I love beauty pageants. I don’t know if it’s a family thing — (the guy at the back [left side] is my uncle haha) or if it’s because it used to be a dream or because a lot of relatives wanted me to join (I’m too short so it’s never going to happen) but I really love beauty pageants.
My love for beauty pageants was tested when I entered college. I took up Broadcast Communications at UP Diliman and some of the professors saw beauty pageants as the patriarchy’s way of objectifying women. Sure, that’s a possible way to look at it since Donald Trump used to own the franchise (Miss Universe, Miss USA, Miss Teen USA). But I believe that it’s all a matter of perspective. You can view it as a beauty market or a way for men to objectify women but I see it as something that can empower women to be confident.
This year’s Miss Universe made sure that it showcased both the beauty and brains of the different contestants by giving them time to discuss current events, stereotypes (both for men and women), their professions (some were dentists, lawyers, and someone was even part of the military), body image, politics, and a lot of other relevant topics that proved that they’re more than just pretty faces.
The winners were also chosen based on the validity of their answers during the Q&A portion and not just because they were popular during the entire run of the pageant.

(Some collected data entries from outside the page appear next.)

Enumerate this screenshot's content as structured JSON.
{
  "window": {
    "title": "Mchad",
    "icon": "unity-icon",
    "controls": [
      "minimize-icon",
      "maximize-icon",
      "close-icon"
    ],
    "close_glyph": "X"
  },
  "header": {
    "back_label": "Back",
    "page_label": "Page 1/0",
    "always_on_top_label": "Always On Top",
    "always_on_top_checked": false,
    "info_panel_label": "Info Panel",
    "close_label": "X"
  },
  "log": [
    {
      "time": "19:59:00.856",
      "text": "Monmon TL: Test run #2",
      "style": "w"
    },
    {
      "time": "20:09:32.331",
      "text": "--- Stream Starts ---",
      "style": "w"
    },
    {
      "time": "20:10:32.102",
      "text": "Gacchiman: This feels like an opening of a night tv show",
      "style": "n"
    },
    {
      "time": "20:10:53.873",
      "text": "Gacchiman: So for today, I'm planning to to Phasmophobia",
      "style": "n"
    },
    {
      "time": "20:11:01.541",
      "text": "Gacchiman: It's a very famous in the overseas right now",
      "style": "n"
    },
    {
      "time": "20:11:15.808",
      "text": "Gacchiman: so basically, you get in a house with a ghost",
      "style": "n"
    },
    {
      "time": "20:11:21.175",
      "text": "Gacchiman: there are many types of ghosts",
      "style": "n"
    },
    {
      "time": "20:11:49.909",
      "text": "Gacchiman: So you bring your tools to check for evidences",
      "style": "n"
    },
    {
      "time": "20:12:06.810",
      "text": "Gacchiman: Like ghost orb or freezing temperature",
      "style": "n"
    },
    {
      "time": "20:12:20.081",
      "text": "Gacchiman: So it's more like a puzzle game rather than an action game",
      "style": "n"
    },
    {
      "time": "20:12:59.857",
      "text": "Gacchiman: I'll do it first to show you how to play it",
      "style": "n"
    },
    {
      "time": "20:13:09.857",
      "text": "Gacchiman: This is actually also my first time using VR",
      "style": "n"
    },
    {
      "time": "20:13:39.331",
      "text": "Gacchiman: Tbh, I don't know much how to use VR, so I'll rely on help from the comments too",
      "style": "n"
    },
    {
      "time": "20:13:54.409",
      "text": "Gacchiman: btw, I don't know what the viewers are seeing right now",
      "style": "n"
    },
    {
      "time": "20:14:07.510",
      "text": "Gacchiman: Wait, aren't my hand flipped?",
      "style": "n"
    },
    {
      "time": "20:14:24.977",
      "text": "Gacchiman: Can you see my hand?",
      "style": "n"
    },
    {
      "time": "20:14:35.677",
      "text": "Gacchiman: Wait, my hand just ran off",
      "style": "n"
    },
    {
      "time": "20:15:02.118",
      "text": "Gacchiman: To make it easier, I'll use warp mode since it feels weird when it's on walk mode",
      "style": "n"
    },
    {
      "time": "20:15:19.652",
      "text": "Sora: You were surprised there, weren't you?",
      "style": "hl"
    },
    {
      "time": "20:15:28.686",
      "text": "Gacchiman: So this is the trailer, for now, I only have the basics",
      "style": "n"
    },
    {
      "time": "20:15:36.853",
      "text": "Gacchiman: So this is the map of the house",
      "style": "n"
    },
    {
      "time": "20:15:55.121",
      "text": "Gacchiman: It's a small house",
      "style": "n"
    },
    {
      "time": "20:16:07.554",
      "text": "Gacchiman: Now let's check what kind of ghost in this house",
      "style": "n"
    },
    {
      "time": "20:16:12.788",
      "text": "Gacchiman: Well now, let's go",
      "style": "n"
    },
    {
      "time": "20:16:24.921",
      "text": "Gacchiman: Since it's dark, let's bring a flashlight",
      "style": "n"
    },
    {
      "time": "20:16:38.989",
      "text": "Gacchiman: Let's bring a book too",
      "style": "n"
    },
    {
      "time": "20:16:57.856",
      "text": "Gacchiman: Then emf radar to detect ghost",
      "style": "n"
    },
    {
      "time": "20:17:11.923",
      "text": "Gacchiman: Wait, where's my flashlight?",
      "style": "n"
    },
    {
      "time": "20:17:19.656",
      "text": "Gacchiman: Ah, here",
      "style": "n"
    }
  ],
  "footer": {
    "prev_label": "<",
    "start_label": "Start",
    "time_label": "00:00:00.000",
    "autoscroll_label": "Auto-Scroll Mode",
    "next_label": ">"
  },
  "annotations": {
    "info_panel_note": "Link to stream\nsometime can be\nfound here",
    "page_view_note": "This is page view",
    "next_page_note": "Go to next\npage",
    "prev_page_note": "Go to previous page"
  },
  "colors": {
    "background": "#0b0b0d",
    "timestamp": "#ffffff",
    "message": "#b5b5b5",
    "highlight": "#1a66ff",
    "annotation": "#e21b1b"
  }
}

The questions were more relevant and politically driven and the answers were more intelligent and well thought of (for some).
This new version of Miss Universe can change the way people see beauty pageants and I hope that they do. Because I think how you view pageants can reflect on how you view “beautiful women.” If it’s only their physical beauty that you see and not how their goal is to empower other women to be smart and to be confident and to love themselves, then maybe you’re the problem, not the pageant.